Michael Weiss discusses the book Betraying Spinoza with it author: A Kibitz on Pure Reason (Day Two). I have have to say that the book was not a favorite of mine, though the combination of veiled and unveiled personal observation, fiction and nonfiction was a unique take on Spinoza, a man who is sometimes overly caricatured by our needs to make him be a certain kind of person.

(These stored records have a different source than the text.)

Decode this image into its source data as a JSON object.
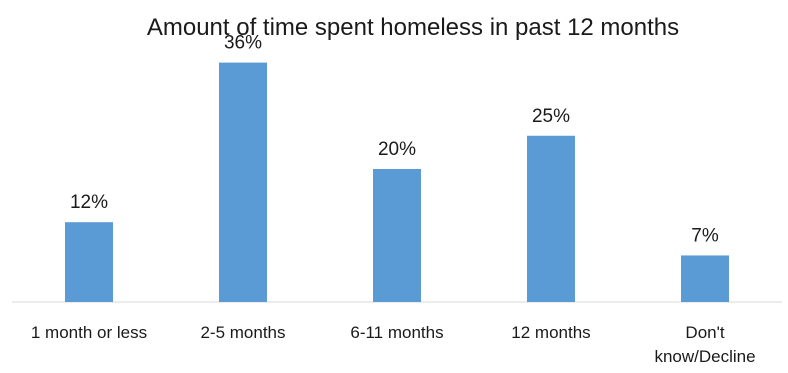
{
  "chart_data": {
    "type": "bar",
    "title": "Amount of time spent homeless in past 12 months",
    "categories": [
      "1 month or less",
      "2-5 months",
      "6-11 months",
      "12 months",
      "Don't know/Decline"
    ],
    "category_lines": [
      [
        "1 month or less"
      ],
      [
        "2-5 months"
      ],
      [
        "6-11 months"
      ],
      [
        "12 months"
      ],
      [
        "Don't",
        "know/Decline"
      ]
    ],
    "values": [
      12,
      36,
      20,
      25,
      7
    ],
    "data_labels": [
      "12%",
      "36%",
      "20%",
      "25%",
      "7%"
    ],
    "unit": "%",
    "ylim": [
      0,
      40
    ],
    "grid": false,
    "legend": "none",
    "bar_color": "#5b9bd5",
    "axis_color": "#d9d9d9",
    "text_color": "#1a1a1a"
  }
}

But I write here momentarily on something Michael Weiss says in passing, his note of the “inner warmth” of Spinoza beneath the “outer carapace”, signaled by Spinoza’s use of Ovid in the Ethics, hinting at an exoteric and an esoteric Spinoza:

I quite liked your narcissism quote, although my Penguin translation of The Ethics doesn’t put it so poetically as that – a shame, given the citations of Ovid with which Spinoza peppered a few of his axioms. This lure towards the romantic furnishes us with a clue, I think, about Baruch’s unacknowledged biases, since he thought the antique pangs of a fellow outcast fit for such a hyper-rationalist treatise on how best to stifle those pangs. Augustus likely gave Ovid the boot for his decadence and estimation of eros above the stuffy political conservatism and jingoism of imperial Rome. Spinoza had his own epicurean tastes, so I wonder if the frequent nods to the love poet aren’t further evidence of his inner warmth despite the outer carapace.

This caused me to think of my own love for Spinoza’s Ovid quotes and suggestions. In the wider view, I actually find Spinoza quite humorous at times. There have been guesses on what part Spinoza would have played in Terence’s “Andria” and “Eunuchus”, put on by van den Enden’s group in ’57 and ’58 (Leopold, Proietti), a point brought out by Wim Klever. I love the picture of Spinoza acting on stage as a 25 year old. But mostly, I have liked Spinoza’ remarkable Ovid Amores II xix reference when discussing the nature of the courtesan, and the facts of social binding, a Nietzschean: 

Ovid:

Iron is he who would love what the other has set down.

Let us hope while we fear and fear while we hope, we lovers

And let rare repulse make a place for a vow. (4-6)

The wordplay of the Latin is intense, and that Spinoza would draw on such multiplicitous lines is suggestive. Spinoza must have quoted favorite lines from memory (!), for he transposes the two initial lines, and significantly perhaps, suppresses the conciliatory conclusion of mutual conflict, the “locum voto”, the space for a vow (must we revisit the rumor of his lost love for van den Enden’s daughter?),

Spinoza:

Let us hope while we fear, and fear while we hope, we lovers

Iron is he who would love what the other sets down. (Ep31c)

Spinoza’s contextually Ovidian argument:

If we imagine that someone enjoys some thing that only one can possess, we shall strive to bring it about that he does not possess it.
Schol: We see, therefore, that for the most part human nature is so constituted that men pity the unfortunate and envy the fortunate, and with greater hate the more they love the thing they imagine the other to possesses. We see, then, that from the same property of human nature from which it follows that men are compassionate [misericordes], it also follows that the same men are envious and ambitious (E3p32).

He who strives, only because of an affect, that others should love what he loves, and live according to his temperament, acts only from impulse and is hateful…since the greatest good men seek from an affect is often such that only one can possess it fully [ut unus tantum eius possit esse compos, hinc fit], those who love are not of one mind in their love-while they rejoice to sing the praises of the thing they love, they fear to be believed (E4p37s1)

I find these to be incredibly subtle and suggestive parts of his argument, and the poem they are drawn from provocative in subject. And lastly, one must remember that Colerus tells us that he would place spiders in a web to fight, amusing himself at the gladiatorial display. I have a feeling that Spinoza was something more than the man (image) we have made of him.